Only according to their analysis, much of that forest was never going to be mowed down anyway, meaning no actual carbon abatement occurred.
The analysis was released the same week the Morrison Government announced plans to launch a PR campaign advertising its “strong track record and plans to reduce emissions”.
The ERF is one of its flagship policies — a voluntary market industry which the Government can buy into to offset emissions from their activities.
The ACF and Australia Institute says some $310 million of taxpayer’s money will be used to purchase Australian Carbon Credit Units generated from the ‘avoided deforestation method’.
“The lack of integrity relating to Australia’s carbon abatement methods calls into question the overall value of the ERF and its success as a mechanism to help Australia meets its climate targets,” the Australia Institute’s climate & energy program director Richie Merzian said.
“There is legislation in place that requires landholders not be paid to avoid emissions that were never going to be generated. The Australian Government has failed to ensure that requirement has been met.”

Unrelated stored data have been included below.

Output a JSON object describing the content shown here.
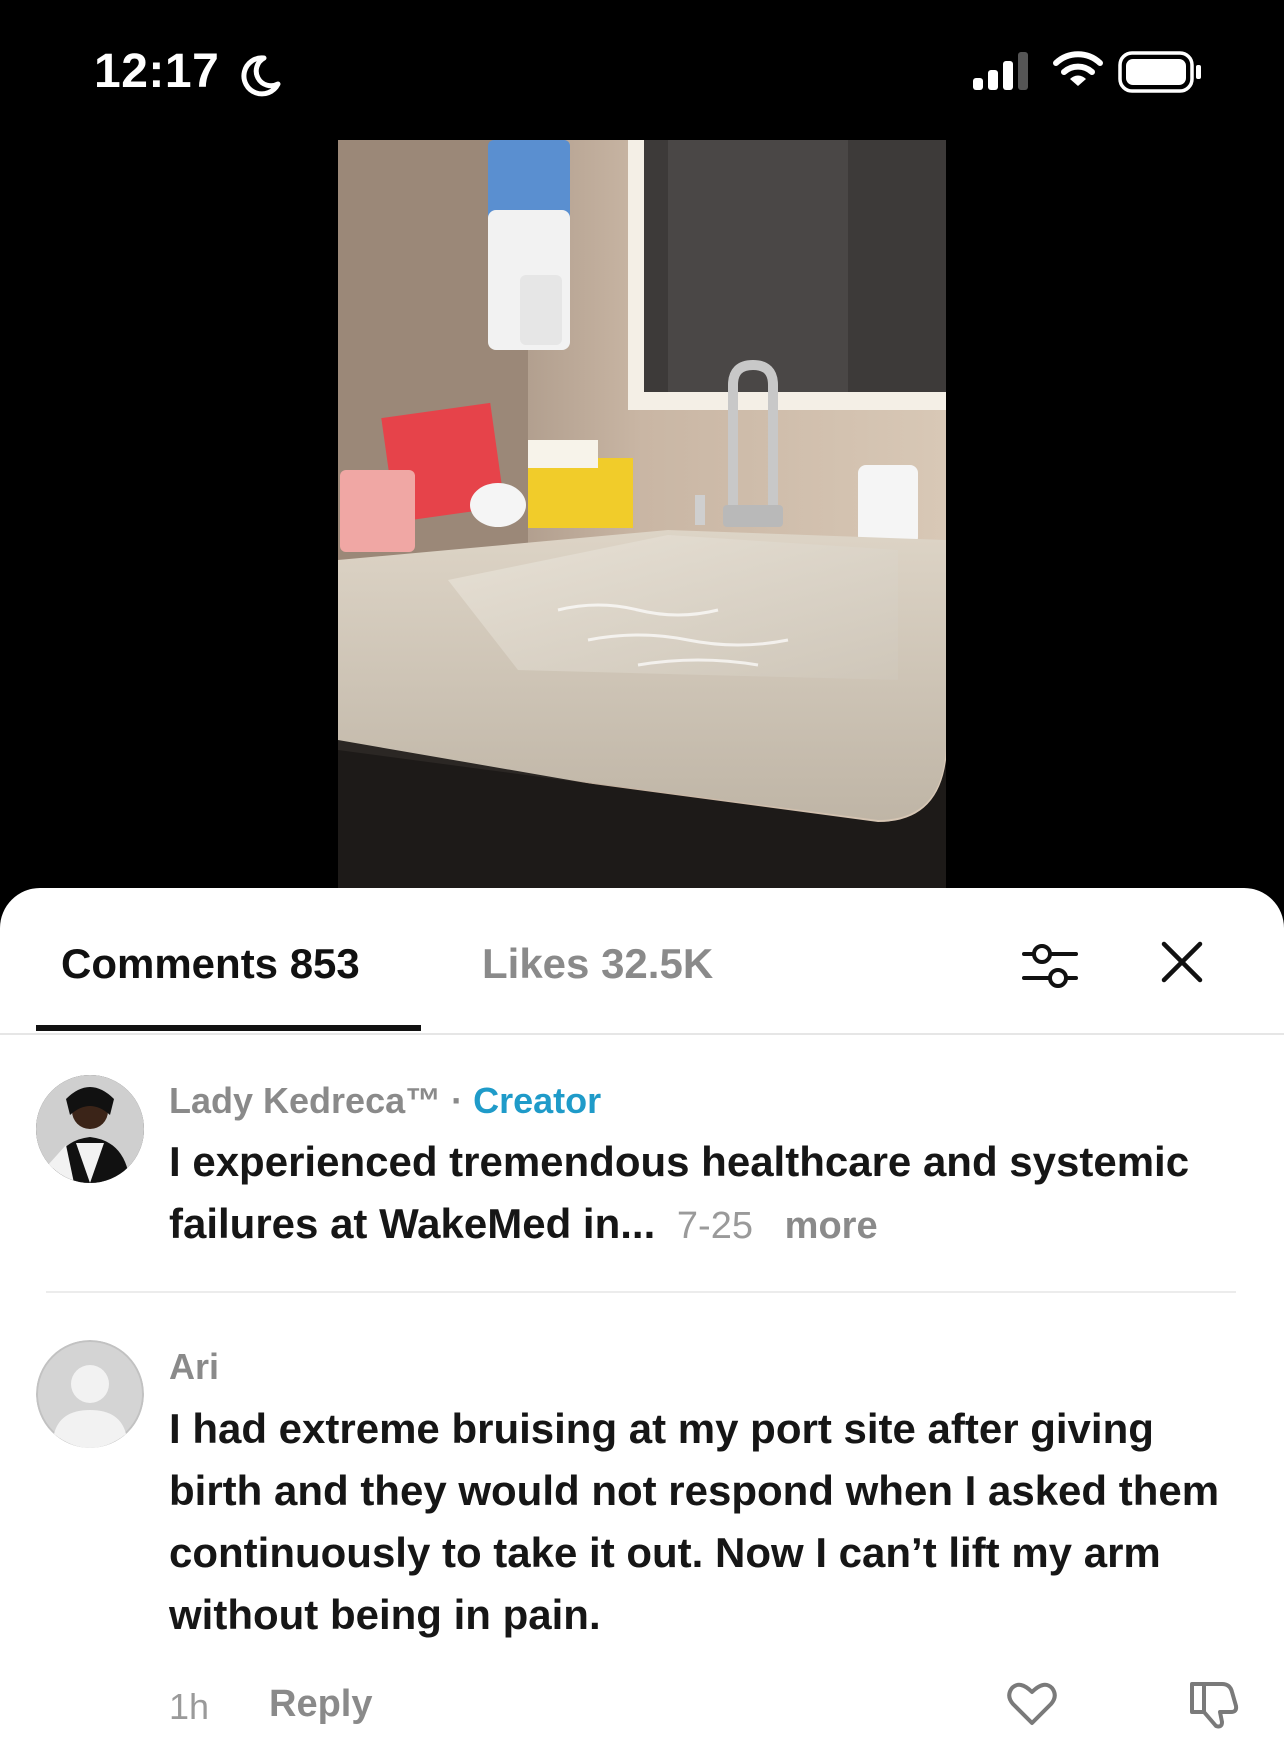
{
  "status_bar": {
    "time": "12:17",
    "icons": [
      "moon-icon",
      "cellular-signal-icon",
      "wifi-icon",
      "battery-icon"
    ]
  },
  "video": {
    "description_icon": "video-frame"
  },
  "tabs": {
    "comments_label": "Comments 853",
    "likes_label": "Likes 32.5K",
    "active": "comments"
  },
  "comments": [
    {
      "username": "Lady Kedreca™",
      "separator": " · ",
      "badge": "Creator",
      "text": "I experienced tremendous healthcare and systemic failures at WakeMed in...",
      "date": "7-25",
      "more_label": "more"
    },
    {
      "username": "Ari",
      "text": "I had extreme bruising at my port site after giving birth and they would not respond when I asked them continuously to take it out. Now I can’t lift my arm without being in pain.",
      "time": "1h",
      "reply_label": "Reply"
    }
  ],
  "colors": {
    "accent_creator": "#1f9bc9",
    "muted": "#8a8a8a",
    "text": "#161616"
  }
}
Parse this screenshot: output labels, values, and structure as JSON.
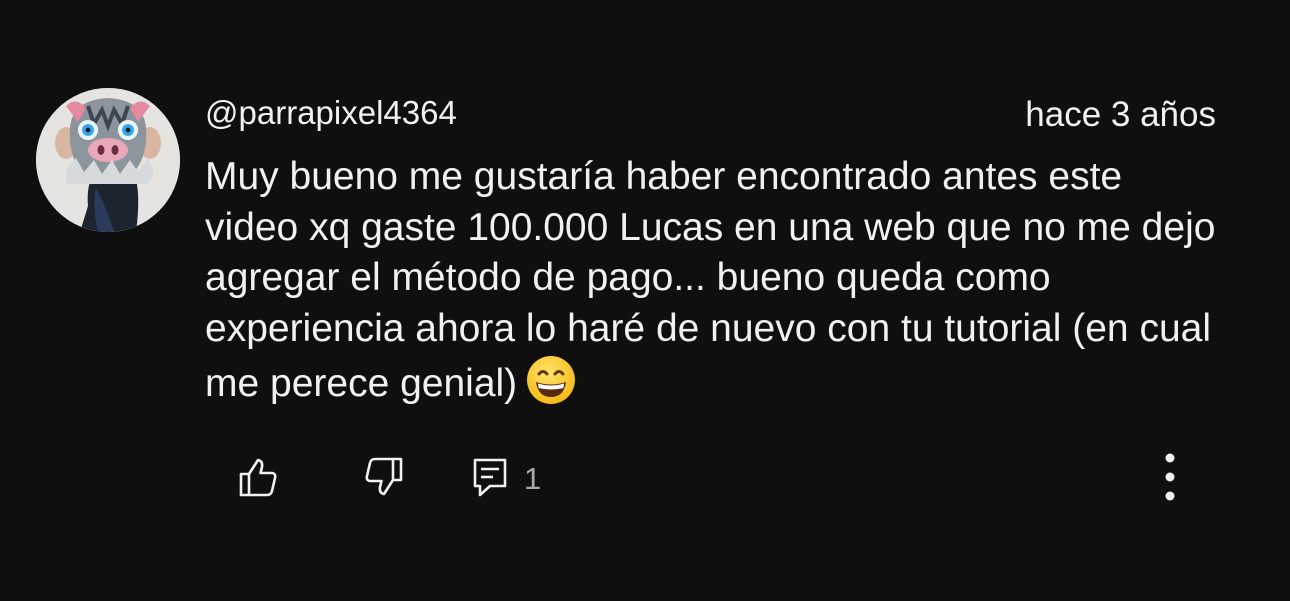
{
  "comment": {
    "author": "@parrapixel4364",
    "timestamp": "hace 3 años",
    "text": "Muy bueno me gustaría haber encontrado antes este video xq gaste 100.000 Lucas en una web que no me dejo agregar el método de pago... bueno queda como experiencia ahora lo haré de nuevo con tu tutorial (en cual me perece genial)",
    "emoji": "grinning-face-with-smiling-eyes",
    "avatar": "mask-avatar"
  },
  "actions": {
    "like_icon": "thumb-up-icon",
    "dislike_icon": "thumb-down-icon",
    "reply_icon": "reply-comment-icon",
    "reply_count": "1",
    "more_icon": "more-vertical-icon"
  },
  "colors": {
    "background": "#0f0f0f",
    "text": "#f1f1f1",
    "secondary_text": "#aaaaaa"
  }
}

“Just as it would be a poor use of taxpayer funds to pay non-smokers to stop smoking, this method of accounting sees taxpayer dollars paying to retain vegetation that was never going to be cleared. Our research shows that many of Australia’s carbon credits could be little more than hot air.”

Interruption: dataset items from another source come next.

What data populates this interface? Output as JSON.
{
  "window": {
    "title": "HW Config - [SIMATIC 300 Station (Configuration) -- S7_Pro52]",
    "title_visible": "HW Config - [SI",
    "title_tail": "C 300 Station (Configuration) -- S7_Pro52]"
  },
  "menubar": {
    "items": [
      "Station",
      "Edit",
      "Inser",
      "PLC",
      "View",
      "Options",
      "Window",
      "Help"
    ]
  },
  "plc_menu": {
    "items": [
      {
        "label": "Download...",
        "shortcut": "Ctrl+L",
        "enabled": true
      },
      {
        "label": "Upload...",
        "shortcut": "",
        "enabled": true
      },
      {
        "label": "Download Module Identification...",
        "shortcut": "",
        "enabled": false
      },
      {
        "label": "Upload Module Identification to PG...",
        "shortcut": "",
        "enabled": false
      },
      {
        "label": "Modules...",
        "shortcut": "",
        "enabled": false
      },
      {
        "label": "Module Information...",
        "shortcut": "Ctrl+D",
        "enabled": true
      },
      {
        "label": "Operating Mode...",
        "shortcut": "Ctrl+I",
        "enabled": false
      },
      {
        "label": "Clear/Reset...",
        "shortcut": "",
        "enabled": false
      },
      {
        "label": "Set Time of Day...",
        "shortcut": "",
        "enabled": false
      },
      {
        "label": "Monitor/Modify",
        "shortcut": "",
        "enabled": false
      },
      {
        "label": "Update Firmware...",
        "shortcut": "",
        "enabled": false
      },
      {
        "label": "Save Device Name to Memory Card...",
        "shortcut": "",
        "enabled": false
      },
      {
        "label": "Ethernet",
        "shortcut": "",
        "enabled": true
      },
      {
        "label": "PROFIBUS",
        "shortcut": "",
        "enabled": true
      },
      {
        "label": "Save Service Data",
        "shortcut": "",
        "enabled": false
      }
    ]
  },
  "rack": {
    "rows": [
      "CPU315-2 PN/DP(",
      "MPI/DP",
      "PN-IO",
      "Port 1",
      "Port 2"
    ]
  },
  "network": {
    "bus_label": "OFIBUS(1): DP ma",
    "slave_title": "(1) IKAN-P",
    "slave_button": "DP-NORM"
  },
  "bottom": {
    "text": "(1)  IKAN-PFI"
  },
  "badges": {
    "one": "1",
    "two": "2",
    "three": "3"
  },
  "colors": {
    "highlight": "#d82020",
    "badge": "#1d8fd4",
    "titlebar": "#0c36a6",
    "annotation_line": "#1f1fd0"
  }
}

The maths and rules around carbon credits can be confusing.
One of the issues, the authors say, is that land clearing is assumed by the crediting method to take place over a 15 year period based on permit approvals.
In actuality, clearing rates would need to increase by between 751% and 12,804% for that to occur.
Market and government bodies, including the Carbon Markets Institute and Clean Energy Regulator have defended the calculations and questioned the analysis from the ACF and Australia Institute, saying the credits did reduce deforestation.
“The ERF has a well-deserved reputation of world’s best practice integrity, which is reflected in the premium price paid for ACCUs in the carbon market compared to other units of lesser quality,” a CER spokesperson told the ABC.
Demand from industry has driven prices for ACCUs to record levels this year, with Reputex Energy last week saying prices were up 57% for the year to $26/t.